Establishing that political rhetoric did not cause Jared Lee Loughner to go on a bloody rampage in the attempted assassination of Gabrielle Giffords seems not to be enough to quell rumblings to the contrary. As more and more information has emerged regarding the identity of the murderer, it has become increasingly clear to all but the Left that this tragedy is the result of Loughner’s delusional psychotic breakdown, and it has become increasingly obvious that attempting to attribute any logical meaning to the senseless disaster is an exercise in ignorance.
Then Obama decided to make the trip to Tuscon…
Let’s say Obama believes that the killing is the result of political rhetoric and talk radio, which– if he is anything like his left-wing friends in the media– is very likely the case. The question remains: will he make the mistake of making this point in Tuscon?
If Obama really wants to “tone down the rhetoric,” it makes very little sense to engage in a blame game. Already, we have seen the end result of that course of action. This shooting has created more anger and division than ever there was before. From personally blaming Sarah Palin, to targeting conservative talk radio, to blaming the Tea Party itself, the result of blaming the Right has been a firestorm of backlash from the targets of the nonsensical argument. In fact Sarah Palin announced today that any direct accusations towards her amount to “blood libel,” and she is not wrong at all.
So, if Obama thinks that we need to cut down on partisan politics– a ridiculous and irrelevant argument in the first place– it makes zero sense to make any statement regarding that issue. If he makes his speech about politics, it will have an adverse and divisive effect on the American people, and he knows it. It doesn’t take much thinking to reach that realization, which is good thing for him, and since we can safely assume that President Obama is not brain-dead, we should expect that he has come to this conclusion as well, making any partisan jib-jab, well, political rhetoric…
However, it hardly matters what President Obama thinks, because the question of intent matters very little.
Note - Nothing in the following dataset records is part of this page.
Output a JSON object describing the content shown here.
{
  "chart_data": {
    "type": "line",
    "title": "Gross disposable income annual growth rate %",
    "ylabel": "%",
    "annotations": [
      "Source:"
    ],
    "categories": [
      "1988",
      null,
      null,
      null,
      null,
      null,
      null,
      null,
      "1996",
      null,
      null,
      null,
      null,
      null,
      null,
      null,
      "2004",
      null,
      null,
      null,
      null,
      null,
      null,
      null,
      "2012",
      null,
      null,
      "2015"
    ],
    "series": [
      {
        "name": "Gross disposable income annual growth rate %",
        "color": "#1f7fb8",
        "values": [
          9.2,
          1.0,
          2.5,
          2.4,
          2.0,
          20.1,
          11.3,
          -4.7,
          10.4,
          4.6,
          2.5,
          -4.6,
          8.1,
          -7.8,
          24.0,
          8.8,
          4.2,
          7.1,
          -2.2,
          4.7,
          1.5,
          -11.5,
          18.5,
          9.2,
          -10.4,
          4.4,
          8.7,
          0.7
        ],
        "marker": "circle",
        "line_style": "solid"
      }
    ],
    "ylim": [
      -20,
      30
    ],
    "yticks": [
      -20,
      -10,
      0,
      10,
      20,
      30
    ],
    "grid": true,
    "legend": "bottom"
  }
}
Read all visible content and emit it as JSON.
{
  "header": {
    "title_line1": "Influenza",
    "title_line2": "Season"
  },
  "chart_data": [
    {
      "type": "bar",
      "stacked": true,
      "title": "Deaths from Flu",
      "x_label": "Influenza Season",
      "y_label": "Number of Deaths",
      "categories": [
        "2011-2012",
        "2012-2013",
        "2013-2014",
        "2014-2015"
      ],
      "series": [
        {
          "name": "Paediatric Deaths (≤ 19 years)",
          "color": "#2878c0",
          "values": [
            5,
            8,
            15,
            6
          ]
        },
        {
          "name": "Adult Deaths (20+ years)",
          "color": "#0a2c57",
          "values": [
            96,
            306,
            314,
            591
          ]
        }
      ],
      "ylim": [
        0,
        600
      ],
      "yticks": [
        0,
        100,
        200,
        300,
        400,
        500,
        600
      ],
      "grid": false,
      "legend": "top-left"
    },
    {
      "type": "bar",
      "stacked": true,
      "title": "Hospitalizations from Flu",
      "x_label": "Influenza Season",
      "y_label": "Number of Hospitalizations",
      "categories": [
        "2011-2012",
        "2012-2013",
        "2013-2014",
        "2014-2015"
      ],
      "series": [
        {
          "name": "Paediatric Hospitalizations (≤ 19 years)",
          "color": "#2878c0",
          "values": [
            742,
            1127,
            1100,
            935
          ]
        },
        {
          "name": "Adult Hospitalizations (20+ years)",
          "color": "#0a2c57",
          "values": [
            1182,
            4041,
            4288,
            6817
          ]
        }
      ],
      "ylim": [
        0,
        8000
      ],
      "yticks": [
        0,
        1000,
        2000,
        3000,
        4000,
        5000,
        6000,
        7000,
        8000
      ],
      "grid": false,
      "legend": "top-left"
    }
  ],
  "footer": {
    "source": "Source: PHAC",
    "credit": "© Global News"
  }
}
Whether Obama believes the shooting was a result of political rhetoric or not, any statement regarding the national political climate will have the same effect, producing an explosion of anger and further polarization. If Obama makes any mention of partisan politics, consider it an act equal to that of conspiracy to overthrow the government (which is interesting considering he is the government).
But, just in case he thinks he might be able to get away with tossing in a line or two about “moderation” and “unifying American politics,” he should consider a more fundamentally simplistic argument; if he says anything to that effect, he will come off as a complete and utter fool. Definitions in logic and statistics define the political rhetoric argument regarding the Giffords case as a logical fallacy, resulting from a false belief that a correlation between two events implies causation. The scientific definition is as follows:
Correlation implies causation is a logical fallacy by which two events that occur together are claimed to have a cause-and-effect relationship. The fallacy is also known as cum hoc ergo propter hoc (Latin for “with this, therefore because of this”) and false cause. By contrast, the fallacy post hoc ergo propter hoc requires that one event occur before the other and so may be considered a type of cum hoc fallacy.
In other words, saying that Loughner’s rampage is the result of high levels of political rhetoric is exactly like saying Nadal Malik Hassan shot up Fort Hood because there are high levels of divorce in the United States. Just because large amounts of political rhetoric exist in 2010/2011, it in no way means that the rhetoric caused Loughner to kill people, and just because there was a high divorce rate in 2009, it in no way means that divorce rates caused Nadal Malik Hassan to kill innocent people at Fort Hood. Events can happen independently of one another, and forcing a correlation where none exists is not just ignorant, but pathetic.
What we need now is leadership. We do not need politics, and we certainly do not need our President to engage in a political controversy borne of fallacious argumentation. As George Will writes in the Washington Post, humans have attempted to find meaning for puzzling events since the beginning of time. His example goes like this:
It would be merciful if, when tragedies such as Tucson’s occur, there were a moratorium on sociology. But respites from half-baked explanations, often serving political opportunism, are impossible because of a timeless human craving and a characteristic of many modern minds.
The craving is for banishing randomness and the inexplicable from human experience. Time was, the gods were useful. What is thunder? The gods are angry. Polytheism was explanatory. People postulated causations.
Demystification of the world opened the way for real science, including the social sciences. And for a modern characteristic. And for charlatans
Yep, time was the gods were blamed for thunder. Now, we look back and laugh and the obvious attempt to justify a seemingly inexplicable occurrence. Maybe 100 years from now future generations will look back and say, “yep, time was psychotic murderous rampages were blamed on political rhetoric. What idiots they were in 2010, huh?”
Obama needs to be a leader for once, and attempting to find sense in a senseless act ain’t it.